I think yes. Being confronted with other people’s pain requires a thoughtful response, and art should require the same. A melancholy album confronts the consumer with several options:

1) Listen in a way that keeps looping you back to your own mood. This is probably the least ethically sound way to listen to music. It’s not good for listener or artist. Here, music is valued based on how wretched it makes a person feel, not based on its own merit.

2) Don’t listen to depressing music at all. There’s a section in Augustine’s Confessions where Augustine regrets the time he wasted weeping over the death of Dido. “I was forced to learn the wanderings of one Aeneas,” wrote Augustine, “forgetful of my own, and to weep for dead Dido, because she killed herself for love; the while, with dry eyes, I endured my miserable self dying among these things, far from Thee, O God my life.” Time spent commiserating with artists could be used more profitable things.

There is a time to wallow, but there’s also a time to put away the Chunky Monkey ice cream and emo songs.
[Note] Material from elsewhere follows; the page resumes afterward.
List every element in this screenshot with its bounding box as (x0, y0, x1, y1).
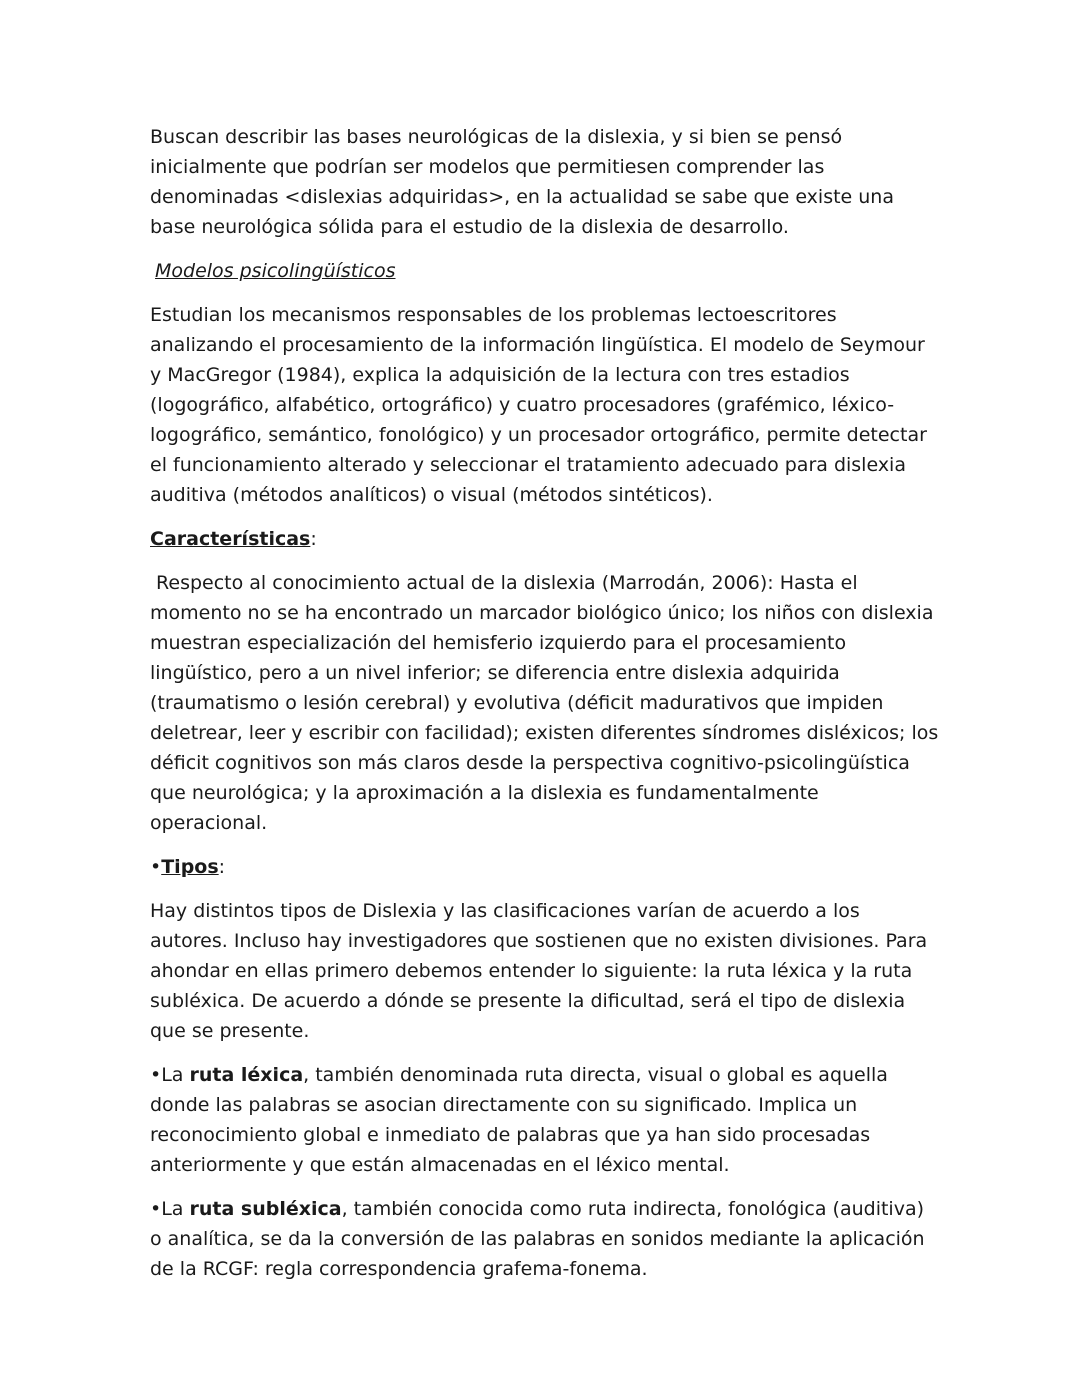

Like the Microphones sing, “Get off the internet, we are the ones who are alive right now, so let’s start living.” Augustine says there is no place for using art as a way to avoid God. However, this view would also mean that people would be missing out on several positive ways to listen –

3) Look to music to reveal something that will resonate, and that, like an empathetic friend, will reveal something comforting and true about oneself and the world.

4) Appreciate the common humanity music expresses. Tolstoy says, “The activity of art is based on the fact that a man . . . is capable of experiencing the emotion which moved the man who expressed it.” If I feel moved when Elliot Smith sings “Needle in the Hay,” this doesn’t have to lead me back to myself. It can lead me to wonder. To wonder that through a well-crafted lyric, I feel something that could be similar to what Elliot Smith experienced when he wrote it.

5) Experience the music as being invited into something totally outside one’s own experience. I will never know what it is like to be Daniel Johnston, Nico, or Joni Mitchell, but their music invites me to experience not just commonality but difference. Even with our shared humanity, I can’t say I understand completely, but their music gives me a way to begin getting outside myself and trying.

Too often, listeners talk over the music; they superimpose the current clutter of their lives onto art. I’d like sad music to be more than that. I wonder if I’ll be able to take it.